Mais l’appel du Christ porte encore plus loin. S’il ne demande pas à tous de tout quitter, il est cependant une Parole qui s’adresse à certains et à certaines, pour les inviter à tout quitter pour le suivre, pas simplement en vue d’un progrès dans la liberté à l’égard des biens de ce monde, comme je viens de l’évoquer, mais par un détachement effectif en quittant, comme le dira en un autre endroit l’évangile selon saint Marc, "maison, frères, soeurs, mère, père, enfants ou terre ". C’est-à -dire en quittant tout ce qui constitue l’environnement et l’encadrement d’une existence humaine, pour s’en remettre totalement à la foi en Dieu. Agir comme si Dieu était la seule source de vie et s’en remettre totalement à Lui. Vous le savez, cet appel radical à tout quitter pour suivre le Christ s’accomplit par la vocation religieuse, dans laquelle des hommes et des femmes renoncent tout ensemble à la possession des biens, à la constitution d’une famille et à la liberté de conduire leur vie selon leurs désirs.

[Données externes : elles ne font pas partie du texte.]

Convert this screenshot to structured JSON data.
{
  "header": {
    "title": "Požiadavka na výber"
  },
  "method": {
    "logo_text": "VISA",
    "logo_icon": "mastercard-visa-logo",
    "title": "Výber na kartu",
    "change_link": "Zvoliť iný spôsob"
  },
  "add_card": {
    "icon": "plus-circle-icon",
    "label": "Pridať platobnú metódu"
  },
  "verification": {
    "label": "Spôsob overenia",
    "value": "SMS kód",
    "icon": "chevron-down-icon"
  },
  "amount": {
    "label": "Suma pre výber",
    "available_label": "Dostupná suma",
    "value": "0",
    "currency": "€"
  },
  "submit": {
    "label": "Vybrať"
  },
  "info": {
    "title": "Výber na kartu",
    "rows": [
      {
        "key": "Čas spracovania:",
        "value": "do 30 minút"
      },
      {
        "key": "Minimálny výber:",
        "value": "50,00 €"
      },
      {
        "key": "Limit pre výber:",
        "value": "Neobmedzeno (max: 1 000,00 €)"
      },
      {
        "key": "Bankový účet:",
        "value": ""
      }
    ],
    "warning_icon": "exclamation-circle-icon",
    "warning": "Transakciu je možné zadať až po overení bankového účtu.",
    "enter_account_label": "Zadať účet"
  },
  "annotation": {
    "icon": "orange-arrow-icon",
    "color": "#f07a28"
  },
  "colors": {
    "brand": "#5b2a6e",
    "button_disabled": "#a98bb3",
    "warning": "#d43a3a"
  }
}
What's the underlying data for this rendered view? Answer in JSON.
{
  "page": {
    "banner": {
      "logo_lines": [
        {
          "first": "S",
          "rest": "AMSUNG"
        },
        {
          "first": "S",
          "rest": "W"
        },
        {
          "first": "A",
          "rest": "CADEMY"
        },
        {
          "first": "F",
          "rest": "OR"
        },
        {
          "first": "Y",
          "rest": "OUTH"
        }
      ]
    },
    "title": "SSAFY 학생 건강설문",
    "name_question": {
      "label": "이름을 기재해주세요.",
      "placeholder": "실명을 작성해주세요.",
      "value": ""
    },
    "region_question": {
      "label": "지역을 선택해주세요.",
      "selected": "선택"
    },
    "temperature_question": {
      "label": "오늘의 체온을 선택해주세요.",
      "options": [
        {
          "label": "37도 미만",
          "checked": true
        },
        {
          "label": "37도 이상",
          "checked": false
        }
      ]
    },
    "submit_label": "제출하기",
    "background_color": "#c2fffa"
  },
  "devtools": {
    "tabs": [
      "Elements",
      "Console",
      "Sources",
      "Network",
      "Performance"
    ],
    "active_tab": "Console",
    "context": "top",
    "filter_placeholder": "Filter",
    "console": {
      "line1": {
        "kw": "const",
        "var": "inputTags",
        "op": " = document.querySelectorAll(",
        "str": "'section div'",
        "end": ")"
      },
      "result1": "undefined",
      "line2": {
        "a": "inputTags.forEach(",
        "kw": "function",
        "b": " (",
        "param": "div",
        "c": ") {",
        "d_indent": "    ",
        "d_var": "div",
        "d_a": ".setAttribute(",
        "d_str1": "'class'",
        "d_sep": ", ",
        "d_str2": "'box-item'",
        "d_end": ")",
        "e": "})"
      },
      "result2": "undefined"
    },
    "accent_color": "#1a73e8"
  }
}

L’Eglise latine, depuis des siècles, recrute ses prêtres parmi des hommes qui ont entendu cet appel à tout quitter pour le Christ. Elle appelle des hommes qui renoncent à la vie sociale commune de la profession, de la famille et de la liberté de conduite individuelle. Elle recrute ses prêtres parmi des hommes qui s’engagent personnellement à la pauvreté, à la chasteté et à l’obéissance. Ils ne le font pas à la manière des religieux, mais ils répondent à cet appel radical du Christ pour le service de son Eglise.

Tout à l’heure, le vice-président du Conseil pastoral a évoqué devant vous la grande tristesse d’un grand nombre de communautés chrétiennes en France. Grâce à Dieu, et grâce à un effort constant depuis plus de 25 ans, le diocèse de Paris n’est pas dans cette situation de pénurie extrême. Mais la vitalité de nos communautés chrétiennes ne pourra se développer que si des hommes nombreux et solides répondent à cet appel du Christ en se proposant pour être les prêtres de son Eglise. Aujourd’hui, je veux dire devant vous, au moment où j’installe votre nouveau curé, que j’attends, - je n’ose pas dire avec impatience, mais j’ose dire avec espérance -, que j’attends que se lèvent plus nombreux qu’ils ne le sont aujourd’hui des hommes prêts à tout donner pour l’annonce de l’Evangile.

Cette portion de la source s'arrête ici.